Editor, publisher, author, and all round busy guy, Paul Collins describes his latest anthology as ‘a sumptuous literary feast’ in which ‘no one will go away hungry, as the collection is a literary banquet with something for everyone.’ If that doesn’t whet your appetite for the collection of Australian stories, poetry and artwork that is, Rich and Rare, then spend a few moments ingesting Julie Fison’s interview with him as they dissect the intricacies of this collection.
His description, I feel also encapsulates the essence of our Australian literary landscape, so admirably showcased a couple of weeks ago at the 19th Story Arts Festival of Children’s Literature in Ipswich. This biennial Queensland festival is for adults and young adults be they teachers, librarians, or emerging writers and illustrators aiming to heighten awareness in the creative arts of writing and illustration and help build and maintain increased audiences for children’s literature. The school kids involved really loved it too.

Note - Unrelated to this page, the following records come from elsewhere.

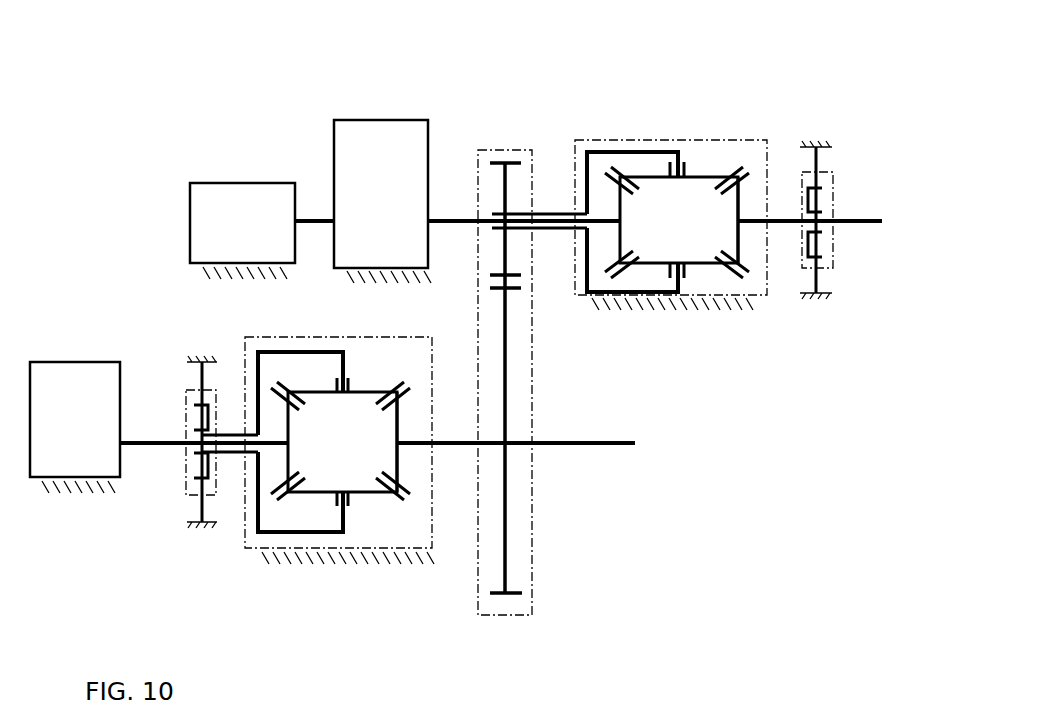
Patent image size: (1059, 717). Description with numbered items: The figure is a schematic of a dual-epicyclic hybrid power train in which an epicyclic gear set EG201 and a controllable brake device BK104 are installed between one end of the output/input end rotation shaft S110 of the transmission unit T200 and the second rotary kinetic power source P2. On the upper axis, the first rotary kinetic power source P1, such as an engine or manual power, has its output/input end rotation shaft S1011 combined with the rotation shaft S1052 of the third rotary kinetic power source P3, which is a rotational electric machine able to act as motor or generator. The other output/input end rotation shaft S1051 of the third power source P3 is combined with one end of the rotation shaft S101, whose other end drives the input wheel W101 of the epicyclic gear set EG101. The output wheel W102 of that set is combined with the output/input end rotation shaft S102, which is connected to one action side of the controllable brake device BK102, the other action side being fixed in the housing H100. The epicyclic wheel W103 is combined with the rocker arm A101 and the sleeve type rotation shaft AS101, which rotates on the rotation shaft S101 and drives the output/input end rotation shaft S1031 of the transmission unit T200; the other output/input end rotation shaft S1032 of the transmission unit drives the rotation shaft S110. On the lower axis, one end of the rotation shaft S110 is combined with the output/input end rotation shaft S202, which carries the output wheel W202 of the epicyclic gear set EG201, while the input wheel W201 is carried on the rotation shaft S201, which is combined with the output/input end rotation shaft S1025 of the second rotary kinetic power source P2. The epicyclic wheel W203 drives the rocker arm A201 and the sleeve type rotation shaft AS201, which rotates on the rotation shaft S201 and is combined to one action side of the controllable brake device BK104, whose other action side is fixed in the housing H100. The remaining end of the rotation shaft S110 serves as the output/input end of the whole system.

The first rotary kinetic power source P1 is at (242, 231).
The second rotary kinetic power source P2 is at (75, 427).
The third rotary kinetic power source P3 is at (382, 201).
The output/input end rotation shaft S1011 is at (312, 217).
The rotation shaft S1052 is at (332, 217).
The rotation shaft S101 is at (453, 217).
The output/input end rotation shaft S1051 is at (432, 227).
The transmission unit T200 is at (506, 150).
The sleeve type rotation shaft AS101 is at (563, 213).
The output/input end rotation shaft S1031 is at (510, 233).
The output/input end rotation shaft S1032 is at (510, 445).
The epicyclic gear set EG101 is at (655, 139).
The rocker arm A101 is at (628, 152).
The input wheel W101 is at (655, 220).
The output wheel W102 is at (715, 203).
The epicyclic wheel W103 is at (727, 173).
The output/input end rotation shaft S102 is at (782, 212).
The controllable brake device BK102 is at (835, 183).
The housing H100 is at (818, 143).
The rotation shaft S201 is at (145, 433).
The output/input end rotation shaft S1025 is at (127, 447).
The controllable brake device BK104 is at (185, 403).
The sleeve type rotation shaft AS201 is at (228, 457).
The epicyclic gear set EG201 is at (385, 337).
The rocker arm A201 is at (280, 352).
The input wheel W201 is at (323, 440).
The output wheel W202 is at (388, 425).
The epicyclic wheel W203 is at (385, 388).
The output/input end rotation shaft S110 is at (572, 437).
The output/input end rotation shaft S202 is at (453, 445).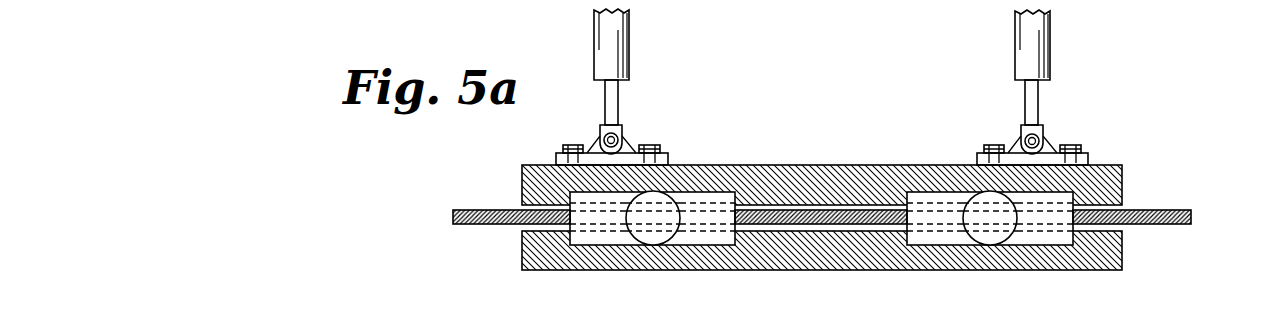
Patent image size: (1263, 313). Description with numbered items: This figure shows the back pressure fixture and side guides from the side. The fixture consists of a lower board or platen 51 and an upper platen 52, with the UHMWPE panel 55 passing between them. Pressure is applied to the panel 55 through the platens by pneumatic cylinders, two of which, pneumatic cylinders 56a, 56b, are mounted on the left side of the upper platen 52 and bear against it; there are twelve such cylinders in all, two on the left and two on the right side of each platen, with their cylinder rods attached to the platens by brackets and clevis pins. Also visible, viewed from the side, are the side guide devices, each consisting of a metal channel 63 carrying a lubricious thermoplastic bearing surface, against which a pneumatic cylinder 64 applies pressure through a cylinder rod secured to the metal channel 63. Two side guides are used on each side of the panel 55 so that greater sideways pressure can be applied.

The lower board or platen 51 is at (1122, 258).
The upper platen 52 is at (1122, 178).
The UHMWPE panel 55 is at (1190, 211).
The pneumatic cylinder 56a is at (1050, 45).
The pneumatic cylinder 56b is at (630, 45).
The metal channel 63 is at (718, 197).
The pneumatic cylinder 64 is at (657, 194).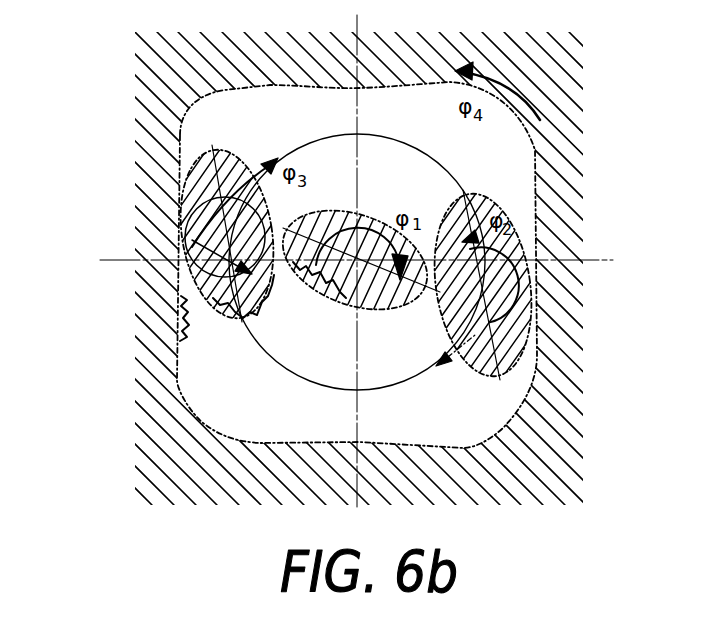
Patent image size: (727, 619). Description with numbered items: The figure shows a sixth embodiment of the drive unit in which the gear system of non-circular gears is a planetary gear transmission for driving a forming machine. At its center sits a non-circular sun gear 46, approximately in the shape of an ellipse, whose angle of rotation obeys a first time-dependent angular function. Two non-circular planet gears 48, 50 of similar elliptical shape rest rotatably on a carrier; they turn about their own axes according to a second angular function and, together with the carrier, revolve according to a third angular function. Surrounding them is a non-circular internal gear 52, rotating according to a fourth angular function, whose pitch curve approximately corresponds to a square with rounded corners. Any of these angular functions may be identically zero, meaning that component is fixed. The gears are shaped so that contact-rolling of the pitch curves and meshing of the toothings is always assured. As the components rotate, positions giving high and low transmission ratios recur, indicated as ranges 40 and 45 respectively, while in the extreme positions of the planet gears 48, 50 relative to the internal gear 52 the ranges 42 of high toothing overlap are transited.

The range of high transmission ratio 40 is at (367, 215).
The range of high toothing overlap 42 is at (207, 97).
The range of low transmission ratio 45 is at (287, 262).
The non-circular sun gear 46 is at (383, 315).
The non-circular planet gear 48 is at (546, 372).
The non-circular planet gear 50 is at (203, 172).
The non-circular internal gear 52 is at (167, 365).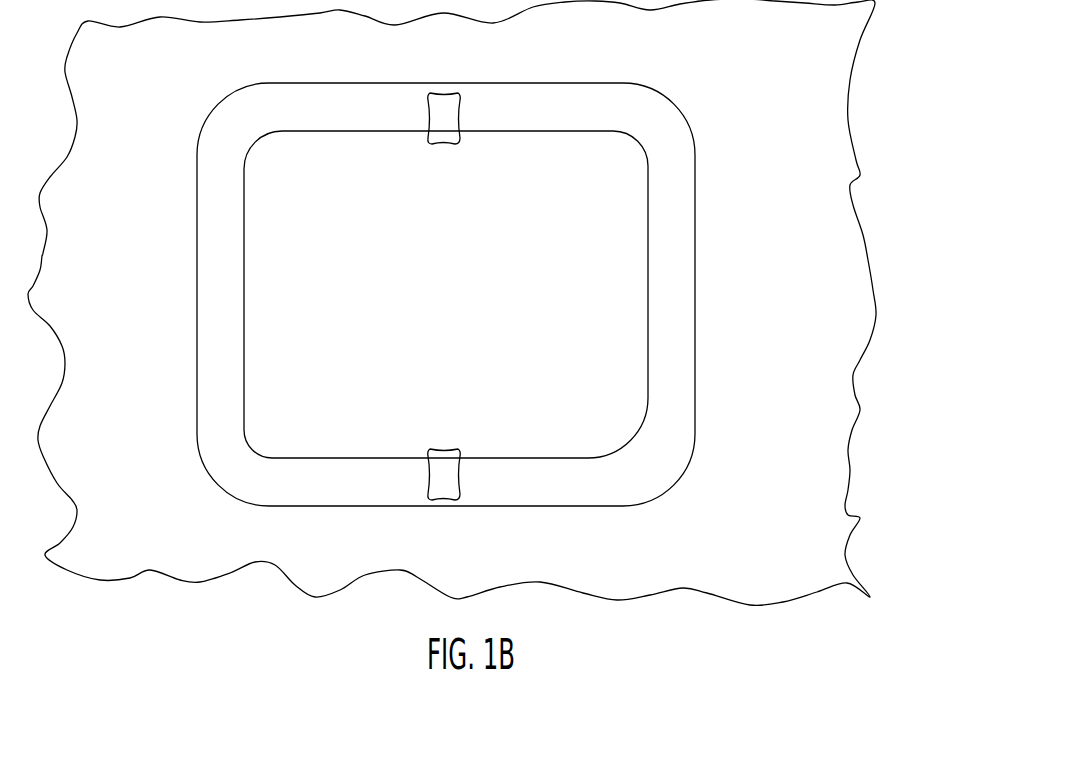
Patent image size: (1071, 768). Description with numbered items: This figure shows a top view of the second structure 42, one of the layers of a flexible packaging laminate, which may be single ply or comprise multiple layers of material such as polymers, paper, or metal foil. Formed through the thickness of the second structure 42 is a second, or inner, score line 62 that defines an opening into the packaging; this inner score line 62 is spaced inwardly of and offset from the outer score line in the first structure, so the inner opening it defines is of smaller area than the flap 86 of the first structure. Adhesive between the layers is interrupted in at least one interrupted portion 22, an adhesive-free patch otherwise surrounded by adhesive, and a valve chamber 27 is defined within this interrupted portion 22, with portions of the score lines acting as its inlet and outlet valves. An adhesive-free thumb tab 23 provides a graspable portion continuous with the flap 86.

The interrupted portion 22 is at (447, 88).
The valve chamber 27 is at (455, 127).
The flap 86 is at (468, 301).
The second score line 62 is at (648, 363).
The thumb tab 23 is at (660, 474).
The second structure 42 is at (830, 296).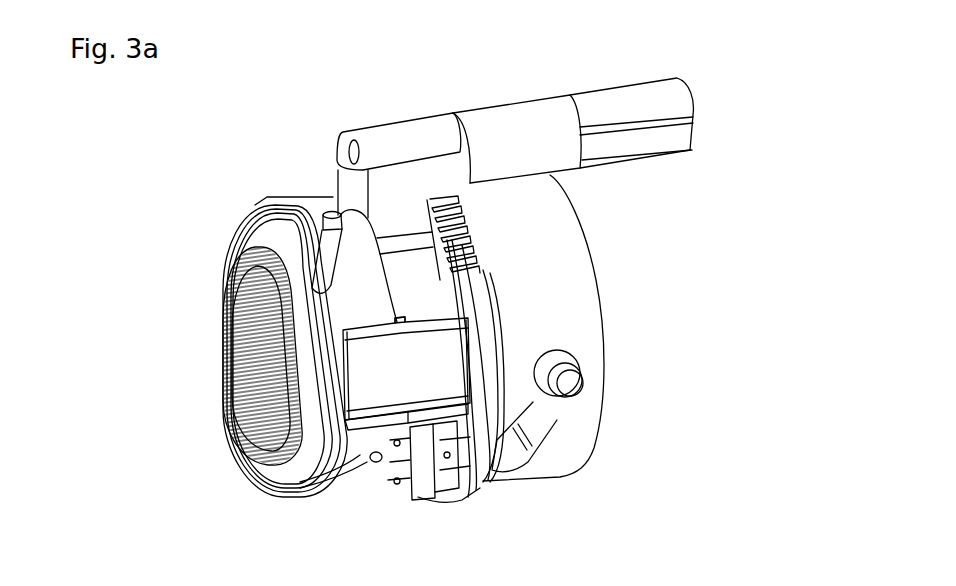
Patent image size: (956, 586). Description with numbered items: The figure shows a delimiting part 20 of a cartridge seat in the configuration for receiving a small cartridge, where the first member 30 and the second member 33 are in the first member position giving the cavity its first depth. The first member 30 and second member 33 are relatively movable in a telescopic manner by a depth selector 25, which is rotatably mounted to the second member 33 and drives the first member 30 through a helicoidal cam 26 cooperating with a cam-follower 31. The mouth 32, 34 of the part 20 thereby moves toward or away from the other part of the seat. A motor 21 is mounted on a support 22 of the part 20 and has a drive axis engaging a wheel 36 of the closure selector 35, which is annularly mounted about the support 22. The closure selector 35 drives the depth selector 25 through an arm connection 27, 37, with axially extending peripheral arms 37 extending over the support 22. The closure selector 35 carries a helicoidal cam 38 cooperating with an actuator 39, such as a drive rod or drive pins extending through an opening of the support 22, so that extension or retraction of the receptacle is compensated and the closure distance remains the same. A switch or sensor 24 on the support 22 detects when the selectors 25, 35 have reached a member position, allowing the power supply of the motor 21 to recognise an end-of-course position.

I found the Story Arts Festival nothing short of inspirational and one of the most relaxed, enriching and informative conferences I have experienced. Like the anthology, Rich and Rare, it treated participating creators to a vast and delicious array of art, insight, and entertainment. Many of the contributors to this anthology participated at this year’s Story Arts. Many more are past presenting veterans of the festival. Here is but a sampler of some of the tantalising talent served up; the guest list is stupendously long and illustrious with the likes of Shaun Tan, Gary Crew, Justin D’Ath, Tania McCartney, Gabrielle Wang, and Tracey Hawkins to drop just a few.
Janeen Brian award winning multi-genre children’s author whose Rich and Rare story, The Art of Illusion inspires wonder and magic in young minds. With illustrators, Ann James, Matt Ottley, Terry Denton and fellow authors, Mark Greenwood and Tony Palmer, she revealed the fun and frustrations behind creations such as her phenomenally successful I’m a Dinosaur picture book series, whilst striving to increase literacy in children through entertaining literary content.
Oliver Phommavanh is another such entertainer dishing up platefuls sensitive story lines liberally garnished with loads of laughs. What kid can resist temptations like those? Following his riotous expose of being an Aussie kid with Thai parents in suburban Australia with Thai-riffic! and Thai-no-mite, Phommavanh continues to slap out the humour with Stuff Happens: Ethan and Con-nerd. His short Rich and Rare tale, My Brother’s Keeper displays Phommavanh’s trademark observational wit in a devastatingly touching, contemporary way.
Archimede Fussillo is another first-generation Australian this time sporting an Italian heritage. His impressive range of mid-grade readers and YA novels further enriches the diverse reading fodder of Australian’s youth. He appeared at the festival with Josie Montano to launch their co-authored collaborative novel, Veiled Secrets, published by US Solstice. He penned the poignant and heart-tugging, The Bravest Person I Know for Rich and Rare.
Michael Gerard Bauer is a Queensland author equally at home with humour. His series include the Ishmael trilogy, Eric Vale and Derek ‘Danger’ Dale stories running from the sublime to the snort-out-loud-ridiculous. Eric Vale Epic Fail was adapted into a stage play by THAT Production Company this year and played for the first time to Festival audiences with rousing success. His standout works include Just a Dog and The Running Man, which was CBCA Book of the Year in 2004. Both are stories of achingly plaintive prose embedded with incredible heart and soul. He returns to hilarity in Rich and Rare with the short story, The Knitting Needle Ninja.
Sophie Masson’s repertoire of fantasy, mystery, thriller, and even graphic novels stretches further than a giant’s smorgasbord. She is master of coping with change following a fluctuating home base as a child (her parents alternated between France and Australia to live) and now the necessity of author adaption in the digital age, the subject she addressed at Story Arts. Her dark and treacherous reimagined Snow White novel, Hunter’s Moon appeared earlier this year. She compares the Rich and Rare anthology to an intricately fashioned patchwork quilt, ‘a strikingly unusual and complex yet satisfying and simple thing’.
Amply satisfying it is too, and like the Story Arts festival, ably fulfils its objective to capture and preserve the attention of a wider reading audience. Anthologies may not be widely popular to publish but when they showcase talent such as that embodied in Rich and Rare and are able to sustain readers with stories of such exquisite delectableness, they really are too good to pass up. Stack your plate high and celebrate the art of story.